To the Woman Who Told Me 'You Look Great... Don't Get Fat'
To the woman who told me, “You look great! Don’t gain weight. Don’t get fat. Being fat is the worst!”
I wish you knew who I was before you decided to blurt these few words out to me. I wish you knew my story because then maybe you would have been more mindful. Maybe, you would have chosen to speak differently.
You didn’t know me. You don’t know me. You looked at my body that day and you saw skinny, something you perhaps envy and desire yourself. What you didn’t know is that not even 24 hours prior to our interaction, I sat anxiously in a chair, shaking my legs uncontrollably, located in the office of a dietician who treats eating disorders.
You saw skinny, and you praised it. In fact, you praised me for being it. Yet, what you don’t know is how I got to be the weight you see. You don’t know how many meals I’ve skipped and how many meals I’ve watched others enjoy with immense jealousy and discontent. You’ve never seen me leave my house at 3 a.m. to go for a “needed” run, and you’ve never seen me pacing back and forth on the laxative and diuretics aisle at CVS.
You didn’t know I have been in and out of outpatient, intensive outpatient, partial and residential facilities for the past five years, desperately seeking treatment to overcome my anorexia and bulimia.

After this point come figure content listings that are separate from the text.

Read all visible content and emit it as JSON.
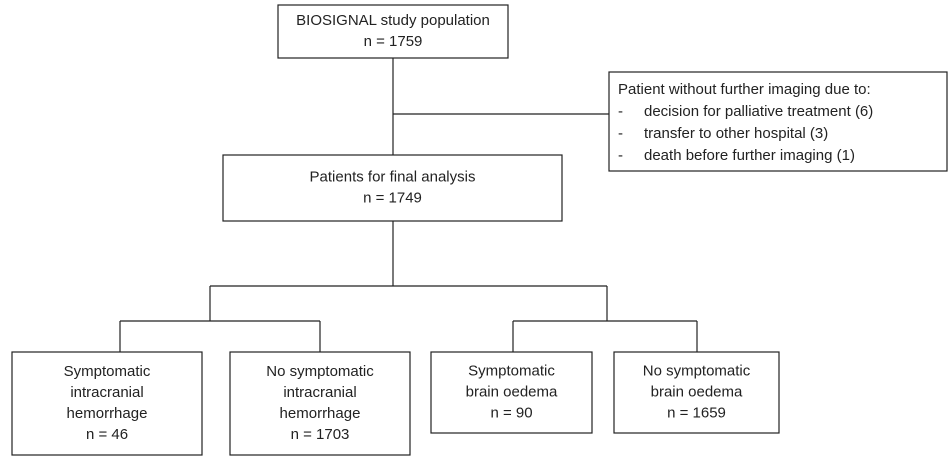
{
  "nodes": [
    {
      "lines": [
        "BIOSIGNAL study population",
        "n = 1759"
      ]
    },
    {
      "lines": [
        "Patients for final analysis",
        "n = 1749"
      ]
    },
    {
      "lines": [
        "Symptomatic",
        "intracranial",
        "hemorrhage",
        "n = 46"
      ]
    },
    {
      "lines": [
        "No symptomatic",
        "intracranial",
        "hemorrhage",
        "n = 1703"
      ]
    },
    {
      "lines": [
        "Symptomatic",
        "brain oedema",
        "n = 90"
      ]
    },
    {
      "lines": [
        "No symptomatic",
        "brain oedema",
        "n = 1659"
      ]
    }
  ],
  "exclusion": {
    "title": "Patient without further imaging due to:",
    "items": [
      {
        "bullet": "-",
        "text": "decision for palliative treatment (6)"
      },
      {
        "bullet": "-",
        "text": "transfer to other hospital (3)"
      },
      {
        "bullet": "-",
        "text": "death before further imaging (1)"
      }
    ]
  }
}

You don’t know the repercussions my body has endured due to malnourishment and self-hatred. When you analyzed my body, what you missed were my brittle bones enduring osteopenia and arthritis. You missed my ankle, neck and back injuries that have left me unable to exercise at all anymore.

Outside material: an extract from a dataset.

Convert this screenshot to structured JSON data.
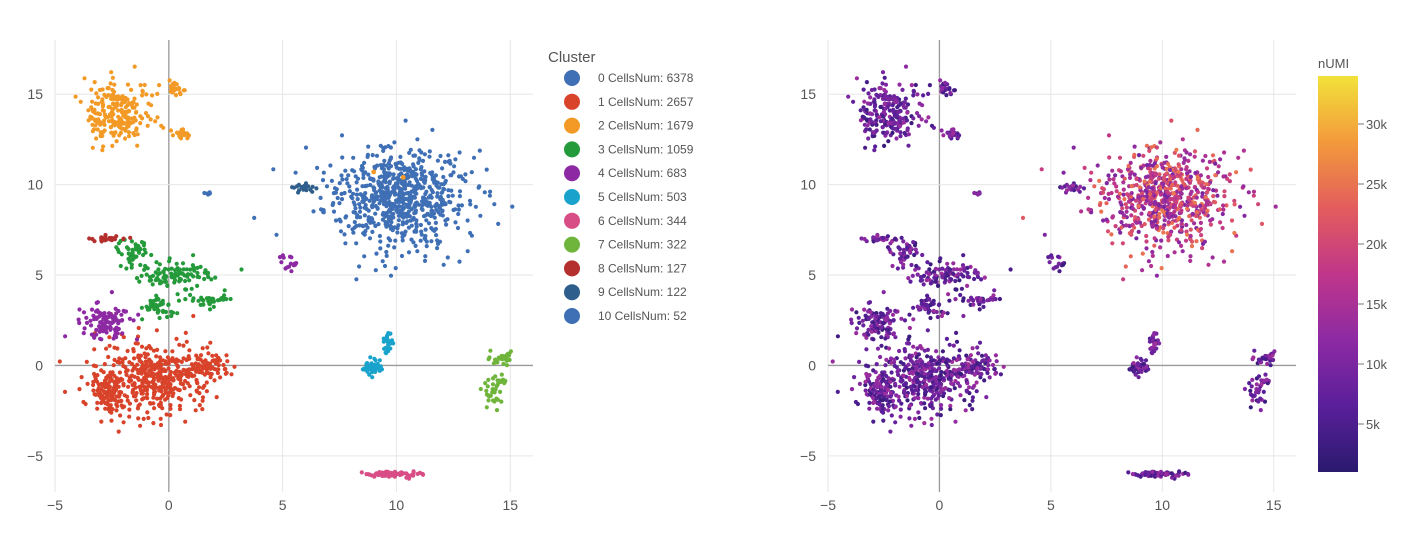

“You look great. Don’t gain weight. Don’t get fat. Being fat is the worst.”
You have no idea how much your careless words affected me this day. For you see, I am supposed to be following a weight-gain meal plan to put fat back on my body in the places where it rightfully belongs. Every day, I struggle to put food into my mouth, chew, swallow and keep it down. It’s a battle I don’t always win because I find myself consumed with the words “don’t,” “shouldn’t” and “fat” 24/7.

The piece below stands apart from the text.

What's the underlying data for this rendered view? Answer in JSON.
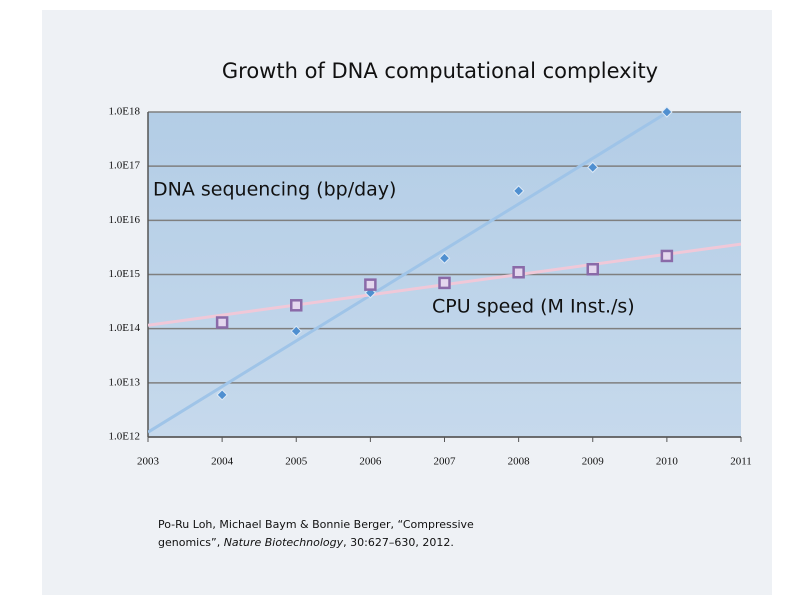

Your words gave reassurance to my eating disorder, and I cried that evening at dinner as I twirled pasta around my fork. You looked at my body, and you made a judgment. The biggest fear that I walk with all day long, and you said it aloud to me.
It hurt me. It angered me. It baffled me.
You see, I am not like most others. I do not take being called skinny as a compliment. My eating disorder twists it too much to think anything other than “starve more” and “not skinny enough.” Skinny isn’t a compliment, rather a trap I keep walking into.
“You look great. Don’t gain weight. Don’t get fat. Being fat is the worst.”
Although my eating disorder, also categorized as a mental illness, may agree with you, I cannot say that I do. I’d choose fat over ignorant, misinformed, uneducated, judgmental and mean any day.